На откатной волне мозг поправился: дефицит смеха обостряет любую веру.

Следующую поправку внесло зрение: вторая строчка на щите призывала «молиться в будни, чтобы избежать толкучки в Рождество.»

Рассмеяться не успел я из-за третьей: «Настоятель церкви — отец Стив Грабовски».

4. Смерть исправляет человека

Своего Стива Грабовского я описал в повести скудно. Передвигался, дескать, с равнодушием буйвола и скрывался за лицом, вылепленным из жёлтого мыла.

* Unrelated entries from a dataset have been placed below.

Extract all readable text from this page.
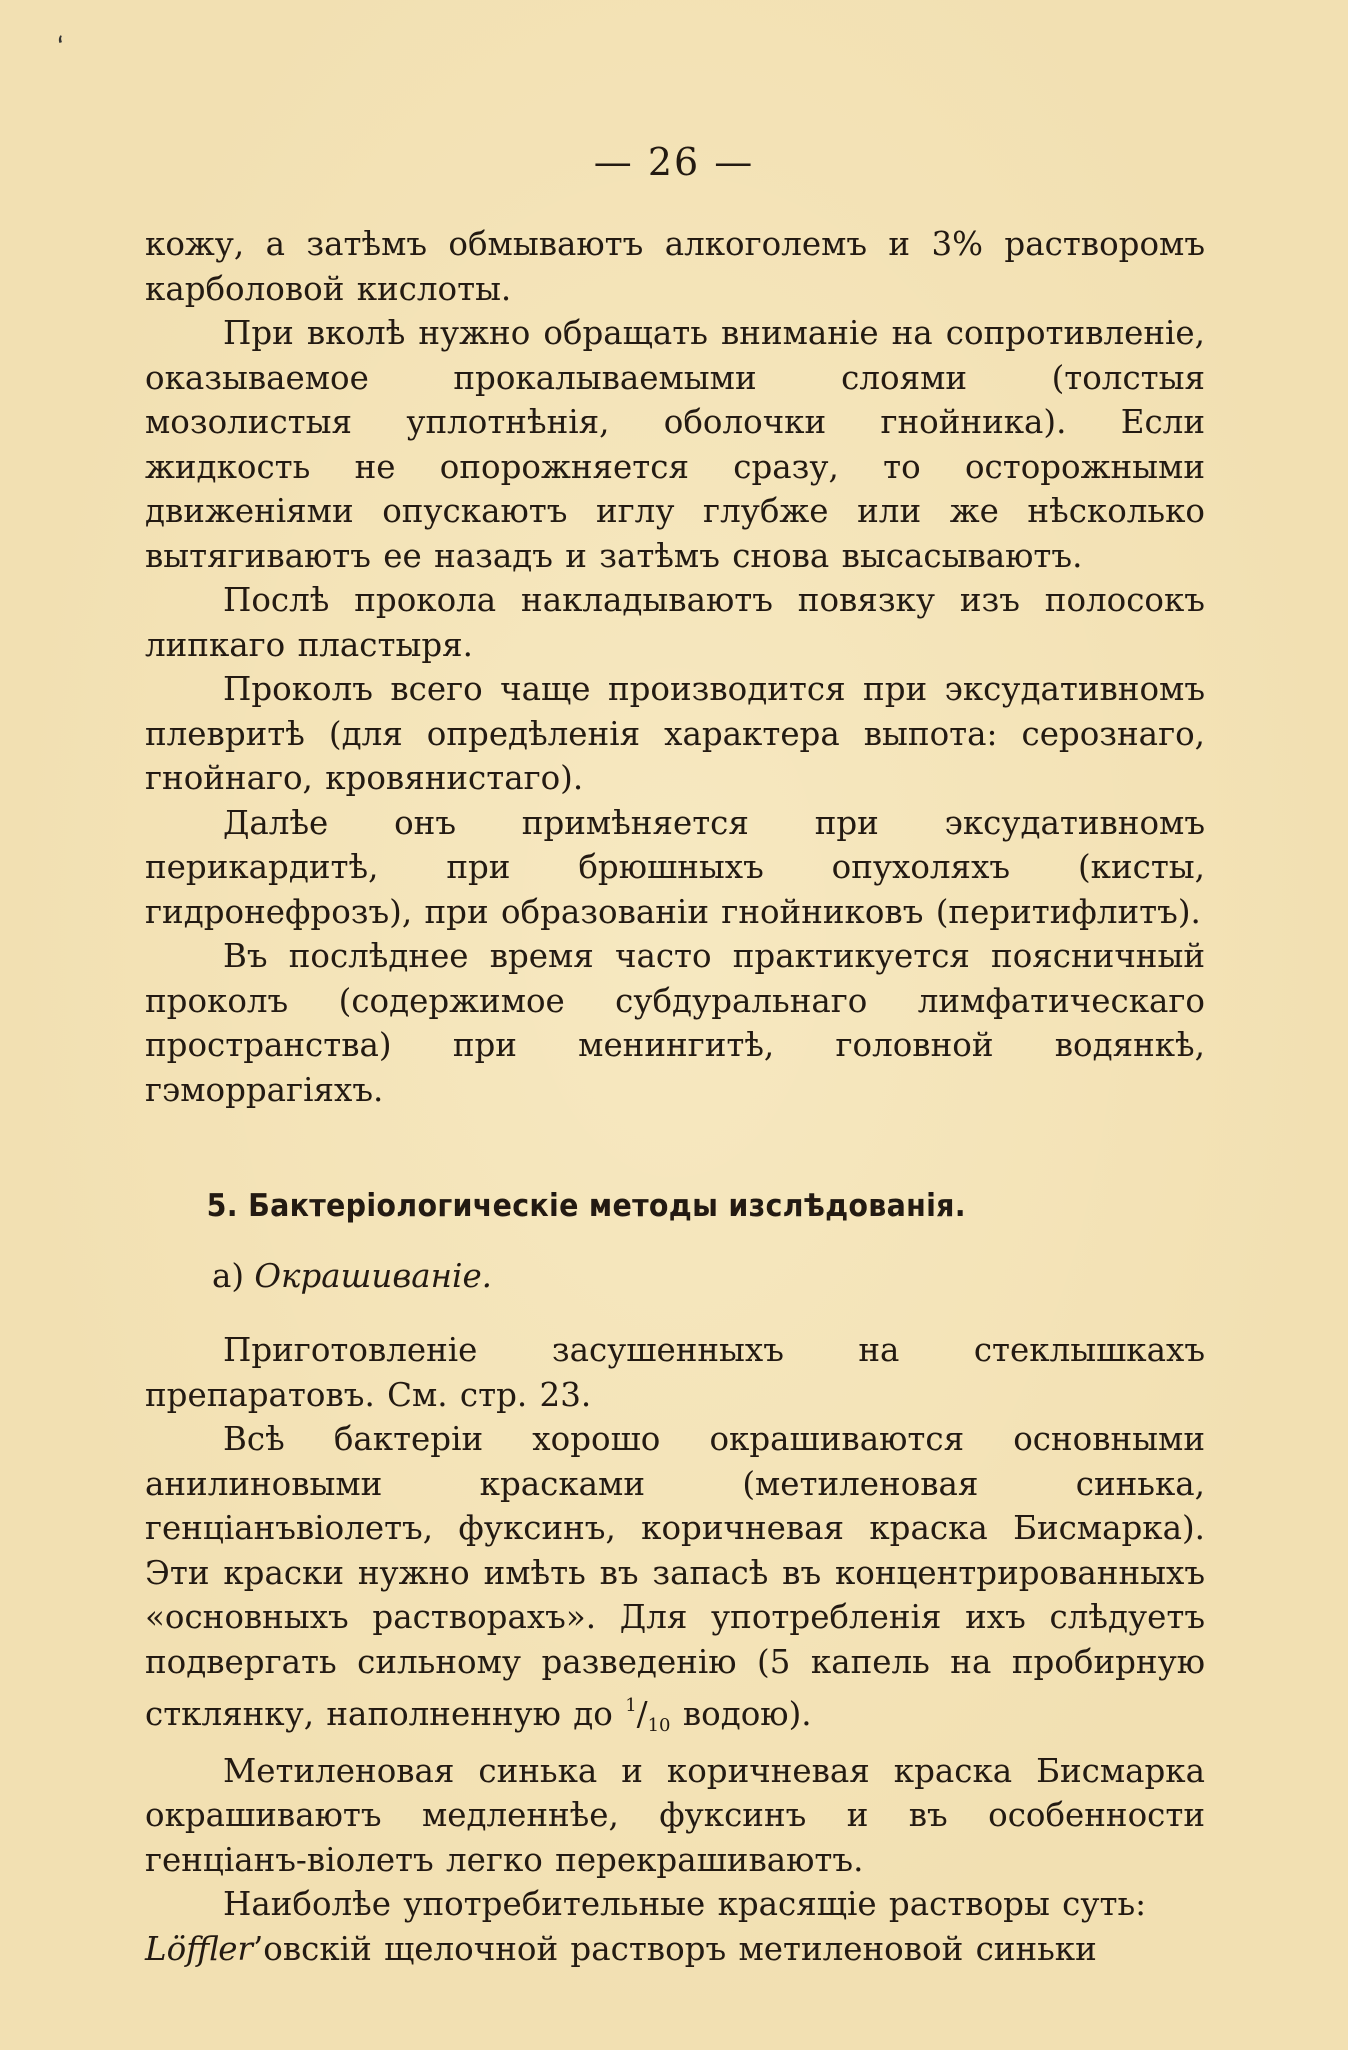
ʻ
— 26 —

кожу, а затѣмъ обмываютъ алкоголемъ и 3% растворомъ карболовой кислоты.

При вколѣ нужно обращать вниманіе на сопротивленіе, оказываемое прокалываемыми слоями (толстыя мозолистыя уплотнѣнія, оболочки гнойника). Если жидкость не опорожняется сразу, то осторожными движеніями опускаютъ иглу глубже или же нѣсколько вытягиваютъ ее назадъ и затѣмъ снова высасываютъ.

Послѣ прокола накладываютъ повязку изъ полосокъ липкаго пластыря.

Проколъ всего чаще производится при эксудативномъ плевритѣ (для опредѣленія характера выпота: серознаго, гнойнаго, кровянистаго).

Далѣе онъ примѣняется при эксудативномъ перикардитѣ, при брюшныхъ опухоляхъ (кисты, гидронефрозъ), при образованіи гнойниковъ (перитифлитъ).

Въ послѣднее время часто практикуется поясничный проколъ (содержимое субдуральнаго лимфатическаго пространства) при менингитѣ, головной водянкѣ, гэморрагіяхъ.

5. Бактеріологическіе методы изслѣдованія.
а) Окрашиваніе.

Приготовленіе засушенныхъ на стеклышкахъ препаратовъ. См. стр. 23.

Всѣ бактеріи хорошо окрашиваются основными анилиновыми красками (метиленовая синька, генціанъвіолетъ, фуксинъ, коричневая краска Бисмарка). Эти краски нужно имѣть въ запасѣ въ концентрированныхъ «основныхъ растворахъ». Для употребленія ихъ слѣдуетъ подвергать сильному разведенію (5 капель на пробирную стклянку, наполненную до $^1/_{10}$ водою).

Метиленовая синька и коричневая краска Бисмарка окрашиваютъ медленнѣе, фуксинъ и въ особенности генціанъ-віолетъ легко перекрашиваютъ.

Наиболѣе употребительные красящіе растворы суть:

Löffler’овскій щелочной растворъ метиленовой синьки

Отца поэтому я рассмотрел детально. Вдобавок к описанному, шея у него была тонкой, с большим волосатым кадыком, а мыло — стёртым. Не совсем удалась Господу и голова: квадрату не хватало безукоризненности. Глаз я не разглядел: то ли их уже изъела моль, то ли они — если и были — сидели глубоко.

Я велел себе запомнить про козырьки надбровий, а священнику, пребывая в замешательстве, объявил, что, пусть и атеист, зашёл примериться к католической вере.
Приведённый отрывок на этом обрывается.